Cette tendance, qui a commencé à pointer du nez depuis quelques années, s’est accompagnée en 2020 par une autre tendance: à cause de ce très cher coronavirus, la création de postes est en train de ralentir au même temps que la destruction d’emplois s’accélère. Au fait, 43% des entreprises interrogées par le WEF indiquent être prêtes à réduire leurs effectifs en raison de l’intégration des technologies contre seulement 41% qui prévoient de recourir davantage à des sous-traitants pour des tâches spécialisées. La bonne nouvelle est que 34% des entreprises prévoient d’augmenter leurs effectifs en raison de l’intégration des technologies. Et même ceux qui ne perdront pas leur emploi ne sortiront pas totalement indemnes. Dans le rapport du WEF, on lit que près de 50% des travailleurs qui conserveront leur poste au cours des cinq prochaines années “auront besoin d’une reconversion liée à leurs compétences de base”.

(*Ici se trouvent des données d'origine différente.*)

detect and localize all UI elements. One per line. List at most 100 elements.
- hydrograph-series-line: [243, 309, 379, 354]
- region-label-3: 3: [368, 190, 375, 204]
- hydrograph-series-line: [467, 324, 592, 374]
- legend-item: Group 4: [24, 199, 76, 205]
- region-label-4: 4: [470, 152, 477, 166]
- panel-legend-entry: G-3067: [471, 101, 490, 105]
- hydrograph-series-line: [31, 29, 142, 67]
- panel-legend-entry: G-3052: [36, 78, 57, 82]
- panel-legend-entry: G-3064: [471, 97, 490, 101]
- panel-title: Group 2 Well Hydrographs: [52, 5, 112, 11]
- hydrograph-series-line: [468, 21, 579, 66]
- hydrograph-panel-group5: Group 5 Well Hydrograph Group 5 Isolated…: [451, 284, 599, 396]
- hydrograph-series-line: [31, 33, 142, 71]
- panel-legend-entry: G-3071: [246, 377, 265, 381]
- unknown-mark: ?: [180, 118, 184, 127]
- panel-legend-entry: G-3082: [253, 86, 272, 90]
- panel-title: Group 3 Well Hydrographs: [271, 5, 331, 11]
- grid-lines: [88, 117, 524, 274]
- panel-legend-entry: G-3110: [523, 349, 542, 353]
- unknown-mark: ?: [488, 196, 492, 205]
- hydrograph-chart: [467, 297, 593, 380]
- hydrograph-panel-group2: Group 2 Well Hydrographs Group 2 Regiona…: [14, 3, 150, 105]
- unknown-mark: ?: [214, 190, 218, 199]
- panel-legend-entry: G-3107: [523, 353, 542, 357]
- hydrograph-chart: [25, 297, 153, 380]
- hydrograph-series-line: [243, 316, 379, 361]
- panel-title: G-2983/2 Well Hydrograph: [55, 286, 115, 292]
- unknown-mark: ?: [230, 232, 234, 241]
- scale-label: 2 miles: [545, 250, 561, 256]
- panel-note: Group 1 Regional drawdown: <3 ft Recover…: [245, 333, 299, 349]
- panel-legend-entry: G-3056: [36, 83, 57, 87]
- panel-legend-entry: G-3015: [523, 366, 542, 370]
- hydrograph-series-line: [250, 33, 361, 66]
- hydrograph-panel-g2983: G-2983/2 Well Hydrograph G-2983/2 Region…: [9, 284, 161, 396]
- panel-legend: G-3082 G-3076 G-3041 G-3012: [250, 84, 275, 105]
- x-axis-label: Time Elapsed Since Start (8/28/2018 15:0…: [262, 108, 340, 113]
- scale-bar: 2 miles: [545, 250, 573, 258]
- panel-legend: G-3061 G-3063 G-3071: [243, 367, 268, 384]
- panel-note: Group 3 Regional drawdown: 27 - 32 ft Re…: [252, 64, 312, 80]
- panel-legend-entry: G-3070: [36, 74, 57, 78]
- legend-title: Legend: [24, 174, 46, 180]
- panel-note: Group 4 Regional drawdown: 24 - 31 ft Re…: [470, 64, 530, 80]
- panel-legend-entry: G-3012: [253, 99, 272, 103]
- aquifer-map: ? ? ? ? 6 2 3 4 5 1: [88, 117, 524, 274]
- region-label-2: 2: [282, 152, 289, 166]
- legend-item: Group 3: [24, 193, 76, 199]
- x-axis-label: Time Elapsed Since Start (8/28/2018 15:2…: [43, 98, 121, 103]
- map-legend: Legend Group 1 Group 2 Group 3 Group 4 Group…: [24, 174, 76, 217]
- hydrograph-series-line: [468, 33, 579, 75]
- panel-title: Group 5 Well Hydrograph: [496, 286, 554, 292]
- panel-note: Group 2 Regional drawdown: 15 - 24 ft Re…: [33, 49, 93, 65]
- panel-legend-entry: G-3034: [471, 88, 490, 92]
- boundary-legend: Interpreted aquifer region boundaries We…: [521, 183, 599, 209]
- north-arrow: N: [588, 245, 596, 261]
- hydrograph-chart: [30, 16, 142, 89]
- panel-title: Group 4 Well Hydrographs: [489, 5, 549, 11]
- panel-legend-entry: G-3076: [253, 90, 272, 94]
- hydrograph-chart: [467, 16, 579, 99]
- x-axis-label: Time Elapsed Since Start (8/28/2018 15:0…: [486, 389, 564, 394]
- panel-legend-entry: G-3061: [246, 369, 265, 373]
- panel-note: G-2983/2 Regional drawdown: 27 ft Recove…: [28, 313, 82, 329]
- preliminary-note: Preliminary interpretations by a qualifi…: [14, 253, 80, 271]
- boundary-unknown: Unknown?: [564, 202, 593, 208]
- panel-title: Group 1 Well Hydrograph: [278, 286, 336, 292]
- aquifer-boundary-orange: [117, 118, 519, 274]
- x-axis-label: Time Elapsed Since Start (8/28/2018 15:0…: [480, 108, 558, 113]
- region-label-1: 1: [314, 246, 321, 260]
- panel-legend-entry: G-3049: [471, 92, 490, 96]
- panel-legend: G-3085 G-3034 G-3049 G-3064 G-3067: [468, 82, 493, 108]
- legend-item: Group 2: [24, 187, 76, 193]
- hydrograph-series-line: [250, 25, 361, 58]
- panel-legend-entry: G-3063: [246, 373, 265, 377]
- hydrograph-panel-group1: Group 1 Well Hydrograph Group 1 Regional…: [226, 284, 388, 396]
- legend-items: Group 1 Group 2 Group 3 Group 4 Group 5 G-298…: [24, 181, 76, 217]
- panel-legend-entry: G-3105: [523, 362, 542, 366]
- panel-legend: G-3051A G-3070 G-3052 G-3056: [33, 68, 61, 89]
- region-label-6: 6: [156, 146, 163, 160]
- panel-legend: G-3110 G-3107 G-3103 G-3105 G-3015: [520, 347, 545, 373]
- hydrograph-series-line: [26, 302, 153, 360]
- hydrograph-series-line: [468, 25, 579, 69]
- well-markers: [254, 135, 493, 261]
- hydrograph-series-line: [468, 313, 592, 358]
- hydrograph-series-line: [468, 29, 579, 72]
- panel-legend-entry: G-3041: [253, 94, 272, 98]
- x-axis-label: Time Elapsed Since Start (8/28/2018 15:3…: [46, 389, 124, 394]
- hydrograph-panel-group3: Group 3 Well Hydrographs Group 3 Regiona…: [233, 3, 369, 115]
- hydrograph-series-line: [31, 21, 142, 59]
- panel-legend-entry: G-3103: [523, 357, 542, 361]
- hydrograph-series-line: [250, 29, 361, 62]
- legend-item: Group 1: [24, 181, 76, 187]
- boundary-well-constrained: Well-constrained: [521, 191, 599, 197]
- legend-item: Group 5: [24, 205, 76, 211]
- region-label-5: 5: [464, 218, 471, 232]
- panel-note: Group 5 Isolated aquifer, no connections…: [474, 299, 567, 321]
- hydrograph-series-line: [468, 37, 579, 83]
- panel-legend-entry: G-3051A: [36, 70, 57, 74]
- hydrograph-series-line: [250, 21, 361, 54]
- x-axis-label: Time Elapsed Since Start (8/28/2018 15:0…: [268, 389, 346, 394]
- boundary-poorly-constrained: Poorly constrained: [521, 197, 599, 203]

Ce n’est donc pas bizarre de constater que même au milieu d’une crise mondiale, en moyenne, 66% des employeurs interrogés par le WEF prévoient un retour sur investissement du perfectionnement et de la reconversion des employés actuels dans un délai d’un an. Ces chefs d’entreprise espèrent également réussir à redéployer 46% des travailleurs au sein de leur propre organisation. 84% des employeurs sont prêts à numériser rapidement les processus de travail, y compris en développant de manière significative le télétravail. À l’heure actuelle, cependant, les employeurs affirment ne pouvoir faire travailler à distance que 44% de leurs effectifs. Face à ces changements, environ un tiers des employeurs prévoient de prendre des mesures pour créer un sentiment de communauté, de connexion et d’appartenance parmi les employés, a révélé le rapport du World Economic Forum.